I have still not cleaned Oliver’s shoes.
However I have cooked burgers and sausages, and some chicken in a peanut sauce of my own making. I liked the peanut sauce very much and had to make an effort not to lick my fingers in an insanitary sort of way. For the interested, it was peanut butter mixed with Worcester sauce, tomato purée, garlic, oil, smoked paprika and salt. It didn’t stick to the chicken in quite as solid a coating as I might have liked but it is pretty good.
Hence I think we are almost ready to go, at least from a dietary point of view. I can now feed us on cooked meats and cheese and crackers every single day, possibly with a side order of vegetables if I get round to them, although there is no guarantee of that. I have a few more things to do and then I can start packing.
I need to clean Oliver’s shoes. In fact all of our shoes need cleaning. This will be a nice job when I get round to it, because it is one that I can do whilst sitting comfortably in the fireside chair with a story playing on my computer.
I am doing very well for stories, as it happens, because Number Two Daughter and Mrs Number Two Daughter have very kindly purchased a stack of the books from my university reading list as a present, because Number Two Daughter said she was very proud of having an educated mother.
I am not very educated just yet because we have only had two classes, although I am trying my best, and I have not been chucked out, which I think is about the best result I can expect.
I am very pleased indeed about the books, because I have practically devoured all of the ones I have bought myself, some of which are brilliant and one or two are so ghastly as to be unreadable. One of them is the sort of modern book written in brief paragraphs with big gaps between them to make the book look thick enough so you think you are getting at least some of your £8.99’s worth.
As it happened I was entirely relieved that it was so blessedly short, because it was painfully tedious, being an outpouring of neurotic whittering about climate change and similar modern preoccupations. You could have more fun going to the theatre for a gender-neutral production of Waiting For Godot.
Anyway, the Number Two Daughters have waded through my reading list and very generously dispatched lots of books in my direction. I am terribly excited for their arrival. Mark is going to have to make a start on my new bookshelves.
I could not think of any suitable way of repaying them, so I sent them an email with my first two bits of Creative Writing attached. It is misfortunate that these are the shoot-yourself miserable ones, but at least they will know I am not wasting my time and am being appropriately creative.

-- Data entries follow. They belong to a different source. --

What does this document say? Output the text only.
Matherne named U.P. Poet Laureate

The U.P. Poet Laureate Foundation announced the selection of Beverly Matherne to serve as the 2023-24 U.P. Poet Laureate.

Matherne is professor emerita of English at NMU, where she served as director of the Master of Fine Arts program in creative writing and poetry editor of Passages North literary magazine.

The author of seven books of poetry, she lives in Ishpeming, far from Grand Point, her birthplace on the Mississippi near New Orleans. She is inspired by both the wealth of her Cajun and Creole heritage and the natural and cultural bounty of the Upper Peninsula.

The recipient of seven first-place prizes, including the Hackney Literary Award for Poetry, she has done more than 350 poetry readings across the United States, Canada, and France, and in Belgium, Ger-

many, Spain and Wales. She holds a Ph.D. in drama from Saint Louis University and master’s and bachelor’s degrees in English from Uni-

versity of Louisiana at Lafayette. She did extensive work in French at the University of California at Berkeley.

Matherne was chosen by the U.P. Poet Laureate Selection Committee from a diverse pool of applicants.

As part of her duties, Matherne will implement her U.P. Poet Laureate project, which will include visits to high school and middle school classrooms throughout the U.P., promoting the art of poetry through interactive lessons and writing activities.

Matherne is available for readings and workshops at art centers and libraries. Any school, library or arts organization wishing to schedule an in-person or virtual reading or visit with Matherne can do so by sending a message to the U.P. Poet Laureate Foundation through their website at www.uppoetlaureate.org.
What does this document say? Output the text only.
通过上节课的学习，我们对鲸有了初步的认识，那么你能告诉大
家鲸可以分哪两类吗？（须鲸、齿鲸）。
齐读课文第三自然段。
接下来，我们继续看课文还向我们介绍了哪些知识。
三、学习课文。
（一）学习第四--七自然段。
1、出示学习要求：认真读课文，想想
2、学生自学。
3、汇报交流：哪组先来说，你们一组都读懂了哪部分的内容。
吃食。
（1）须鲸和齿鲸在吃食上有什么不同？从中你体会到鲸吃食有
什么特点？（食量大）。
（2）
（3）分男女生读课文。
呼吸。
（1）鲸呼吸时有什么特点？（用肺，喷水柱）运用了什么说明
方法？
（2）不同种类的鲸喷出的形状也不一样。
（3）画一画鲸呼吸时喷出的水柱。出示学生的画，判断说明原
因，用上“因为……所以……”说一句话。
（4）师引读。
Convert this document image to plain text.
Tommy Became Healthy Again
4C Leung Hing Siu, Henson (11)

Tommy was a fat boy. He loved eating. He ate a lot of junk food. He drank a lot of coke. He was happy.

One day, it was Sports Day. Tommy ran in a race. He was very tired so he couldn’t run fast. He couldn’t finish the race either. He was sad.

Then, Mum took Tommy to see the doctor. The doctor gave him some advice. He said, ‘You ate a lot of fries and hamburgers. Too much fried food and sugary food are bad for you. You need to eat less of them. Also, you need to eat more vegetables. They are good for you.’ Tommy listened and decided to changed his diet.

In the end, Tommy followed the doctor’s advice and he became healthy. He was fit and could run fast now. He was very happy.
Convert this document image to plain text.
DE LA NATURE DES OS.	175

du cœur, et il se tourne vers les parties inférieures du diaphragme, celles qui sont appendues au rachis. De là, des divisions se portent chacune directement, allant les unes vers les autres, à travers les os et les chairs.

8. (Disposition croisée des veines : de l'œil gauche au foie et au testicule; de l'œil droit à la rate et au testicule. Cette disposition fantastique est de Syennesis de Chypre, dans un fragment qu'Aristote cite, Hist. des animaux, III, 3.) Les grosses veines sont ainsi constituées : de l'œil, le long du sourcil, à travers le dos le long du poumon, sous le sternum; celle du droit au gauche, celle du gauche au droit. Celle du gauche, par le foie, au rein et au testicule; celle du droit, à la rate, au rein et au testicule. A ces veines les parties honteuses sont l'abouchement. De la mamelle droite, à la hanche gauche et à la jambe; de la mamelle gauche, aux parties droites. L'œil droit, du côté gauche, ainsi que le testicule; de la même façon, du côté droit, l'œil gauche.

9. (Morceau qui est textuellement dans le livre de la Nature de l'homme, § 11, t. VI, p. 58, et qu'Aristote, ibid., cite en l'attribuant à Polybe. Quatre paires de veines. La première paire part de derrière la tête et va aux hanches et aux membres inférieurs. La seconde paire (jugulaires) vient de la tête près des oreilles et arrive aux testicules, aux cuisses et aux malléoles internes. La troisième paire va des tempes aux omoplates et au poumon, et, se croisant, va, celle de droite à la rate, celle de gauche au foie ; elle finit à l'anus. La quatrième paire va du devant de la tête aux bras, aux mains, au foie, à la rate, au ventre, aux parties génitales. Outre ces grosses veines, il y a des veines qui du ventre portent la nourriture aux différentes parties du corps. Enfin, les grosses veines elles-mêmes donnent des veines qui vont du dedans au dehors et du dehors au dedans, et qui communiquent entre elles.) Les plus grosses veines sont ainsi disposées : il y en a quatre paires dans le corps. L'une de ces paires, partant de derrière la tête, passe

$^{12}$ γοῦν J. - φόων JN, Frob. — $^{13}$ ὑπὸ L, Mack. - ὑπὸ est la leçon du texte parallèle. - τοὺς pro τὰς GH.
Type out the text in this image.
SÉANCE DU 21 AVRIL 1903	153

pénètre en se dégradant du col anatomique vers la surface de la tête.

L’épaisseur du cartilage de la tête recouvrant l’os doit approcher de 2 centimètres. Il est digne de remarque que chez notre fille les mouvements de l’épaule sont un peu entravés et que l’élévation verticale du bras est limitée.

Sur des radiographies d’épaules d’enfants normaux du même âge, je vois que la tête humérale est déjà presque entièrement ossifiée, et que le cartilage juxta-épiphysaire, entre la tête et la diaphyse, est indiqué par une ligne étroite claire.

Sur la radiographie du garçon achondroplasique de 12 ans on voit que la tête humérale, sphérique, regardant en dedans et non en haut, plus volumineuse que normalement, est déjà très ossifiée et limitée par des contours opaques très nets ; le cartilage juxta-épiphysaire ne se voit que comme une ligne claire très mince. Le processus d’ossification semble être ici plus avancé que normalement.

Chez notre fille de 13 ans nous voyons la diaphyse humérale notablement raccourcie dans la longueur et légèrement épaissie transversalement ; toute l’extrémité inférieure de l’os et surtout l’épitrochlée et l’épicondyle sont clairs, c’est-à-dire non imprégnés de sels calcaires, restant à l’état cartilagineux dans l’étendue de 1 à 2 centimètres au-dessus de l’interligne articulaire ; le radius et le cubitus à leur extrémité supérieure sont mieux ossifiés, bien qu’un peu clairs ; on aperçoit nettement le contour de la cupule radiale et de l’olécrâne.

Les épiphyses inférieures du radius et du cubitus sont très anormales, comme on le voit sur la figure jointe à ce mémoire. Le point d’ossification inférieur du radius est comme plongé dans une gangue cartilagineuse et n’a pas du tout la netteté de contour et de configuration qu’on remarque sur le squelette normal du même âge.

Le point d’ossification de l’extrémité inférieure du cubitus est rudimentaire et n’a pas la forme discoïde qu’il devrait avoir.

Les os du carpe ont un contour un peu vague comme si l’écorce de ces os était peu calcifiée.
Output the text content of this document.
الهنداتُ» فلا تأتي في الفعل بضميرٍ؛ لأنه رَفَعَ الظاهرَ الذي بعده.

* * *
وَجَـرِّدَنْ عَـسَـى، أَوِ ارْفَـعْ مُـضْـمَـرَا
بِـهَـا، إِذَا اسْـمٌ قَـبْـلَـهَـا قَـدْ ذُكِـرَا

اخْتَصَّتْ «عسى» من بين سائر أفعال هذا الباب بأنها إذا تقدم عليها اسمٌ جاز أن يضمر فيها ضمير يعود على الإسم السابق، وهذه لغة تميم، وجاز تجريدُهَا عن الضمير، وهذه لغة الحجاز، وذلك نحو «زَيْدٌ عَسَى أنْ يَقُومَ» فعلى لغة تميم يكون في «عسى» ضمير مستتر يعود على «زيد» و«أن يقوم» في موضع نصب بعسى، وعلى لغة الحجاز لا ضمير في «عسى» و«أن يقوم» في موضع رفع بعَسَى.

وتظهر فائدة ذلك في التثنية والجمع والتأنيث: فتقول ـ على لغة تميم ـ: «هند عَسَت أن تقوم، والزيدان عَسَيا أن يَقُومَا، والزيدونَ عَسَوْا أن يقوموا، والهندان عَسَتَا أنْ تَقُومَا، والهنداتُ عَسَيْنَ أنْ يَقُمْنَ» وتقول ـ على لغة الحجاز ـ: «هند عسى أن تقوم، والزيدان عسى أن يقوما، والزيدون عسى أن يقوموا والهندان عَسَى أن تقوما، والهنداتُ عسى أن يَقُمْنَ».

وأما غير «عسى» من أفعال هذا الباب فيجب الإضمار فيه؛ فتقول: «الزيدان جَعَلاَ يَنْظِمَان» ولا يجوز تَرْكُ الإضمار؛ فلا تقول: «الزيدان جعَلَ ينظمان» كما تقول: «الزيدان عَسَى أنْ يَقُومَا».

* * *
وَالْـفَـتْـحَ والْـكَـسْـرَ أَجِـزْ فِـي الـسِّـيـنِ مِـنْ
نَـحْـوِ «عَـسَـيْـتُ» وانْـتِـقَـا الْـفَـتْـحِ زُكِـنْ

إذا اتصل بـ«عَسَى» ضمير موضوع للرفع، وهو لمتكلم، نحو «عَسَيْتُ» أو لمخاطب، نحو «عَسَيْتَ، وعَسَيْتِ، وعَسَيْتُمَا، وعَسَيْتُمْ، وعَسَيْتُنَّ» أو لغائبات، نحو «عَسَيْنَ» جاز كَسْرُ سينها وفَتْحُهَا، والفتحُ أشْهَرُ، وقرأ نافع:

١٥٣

I had to take Oliver to the orthodontist again this afternoon, where we have finally been told all the details of the treatment plan. These were so revoltingly gory that Oliver went white and had to have a little sit down.
He has got to have four teeth removed and his mouth wired up so much that he had better not walk under a magnet. His gums go up and downhill like the new skateboard ramps in the park in Windermere, and will have to be flattened out.
Fortunately, modern dentistry is a lot more humane than dentistry used to be, and he will not need a horrible plastic plate in his mouth, but it is not going to be very nice
He has decided that he is going to get it all done, which I think is being very brave. I am not sure that I would be able to face it if I were in his place. In fact, I am feeling a bit too cowardly even to think about it very much.
Oliver is made of stern stuff. He will grin and bear the treatment, and then afterwards he will grin and bare beautiful straight teeth.
I know that was an awful pun but once I had thought of it I couldn’t not use it.
It will take two and a half years.
By the time it is finished he will be old enough to vote.
1 Comment
Poor Oliver. 4 teeth to lose is a hellovalotov teef . Are you counting wisdom teeth? Is he going to be an actor, if so probably the correct decision, but I think drummers probably need a full set for when the cymbals break.